What I love about the literally brilliant Lightcycle Floor Light is that you can adjust both the intensity and the colour – from smoochily low to ultra-bright. What I admire, but can’t be bothered with, is that you can run the

light from an app and program it to track the time of day, adjusting the light accordingly. Thank you. Life. Too. Short.
dyson.co.uk

A 5G phone that’s setting the pace in the UK

I will be looking at many 5G phones in times to come; it might, indeed, be the last G I ever have to think about because at up to 20 times faster than the best 4G, and with latency (aka delay) almost as minimal as in the human brain, many in telecoms believe there will never be a 6G.
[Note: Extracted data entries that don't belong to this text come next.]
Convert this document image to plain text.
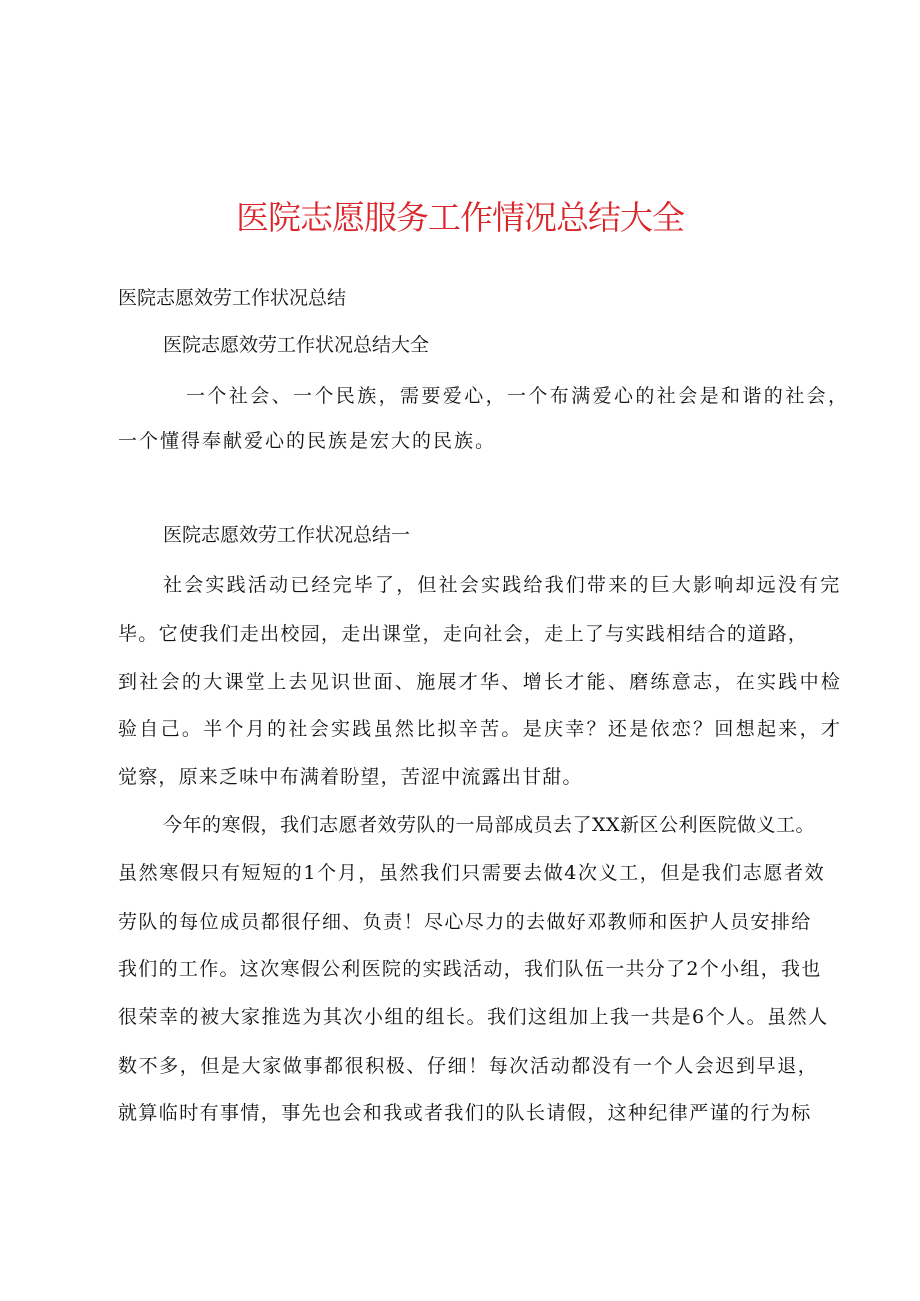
医院志愿服务工作情况总结大全

医院志愿效劳工作状况总结

医院志愿效劳工作状况总结大全

一个社会、一个民族，需要爱心，一个布满爱心的社会是和谐的社会，

一个懂得奉献爱心的民族是宏大的民族。

医院志愿效劳工作状况总结一

社会实践活动已经完毕了，但社会实践给我们带来的巨大影响却远没有完
毕。它使我们走出校园，走出课堂，走向社会，走上了与实践相结合的道路，
到社会的大课堂上去见识世面、施展才华、增长才能、磨练意志，在实践中检
验自己。半个月的社会实践虽然比拟辛苦。是庆幸？还是依恋？回想起来，才
觉察，原来乏味中布满着盼望，苦涩中流露出甘甜。
今年的寒假，我们志愿者效劳队的一局部成员去了XX新区公利医院做义工。
虽然寒假只有短短的1个月，虽然我们只需要去做4次义工，但是我们志愿者效
劳队的每位成员都很仔细、负责！尽心尽力的去做好邓教师和医护人员安排给
我们的工作。这次寒假公利医院的实践活动，我们队伍一共分了2个小组，我也
很荣幸的被大家推选为其次小组的组长。我们这组加上我一共是6个人。虽然人
数不多，但是大家做事都很积极、仔细！每次活动都没有一个人会迟到早退，
就算临时有事情，事先也会和我或者我们的队长请假，这种纪律严谨的行为标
But Technopolis’s first 5G phone is from newbie phone maker OnePlus, which beat all the big phone cheeses to market in a deal with EE, which was also the first with 5G in the UK. It isn’t just OnePlus’s agility that deserves respect. Its 7 Pro 5G with 10 different radio aerials inside – 5G is complicated – is just so good. Apart from lacking the (frankly) gimmicky waterproof rating and not-so-big-deal wireless charging offered by established manufacturers, it is every bit as good as the 5G competitors that will be rampant when you read this. It even has its own gimmick – a pop-up selfie camera that leaves the big, glorious screen free of notches for the usual camera.

5G is incredible. I was getting speeds in the hundreds of MBps in London right after EE’s launch. Someone in Birmingham got 1.8GBps. That’s double the fastest broadband speed. And it means you could download a film before getting on a plane, say, in seconds. Ingesting a 10GB film will, of course, put a dent in your monthly data allowance, so EE (I’m sure others will follow) offers a limitless video data pass on top of your regular data.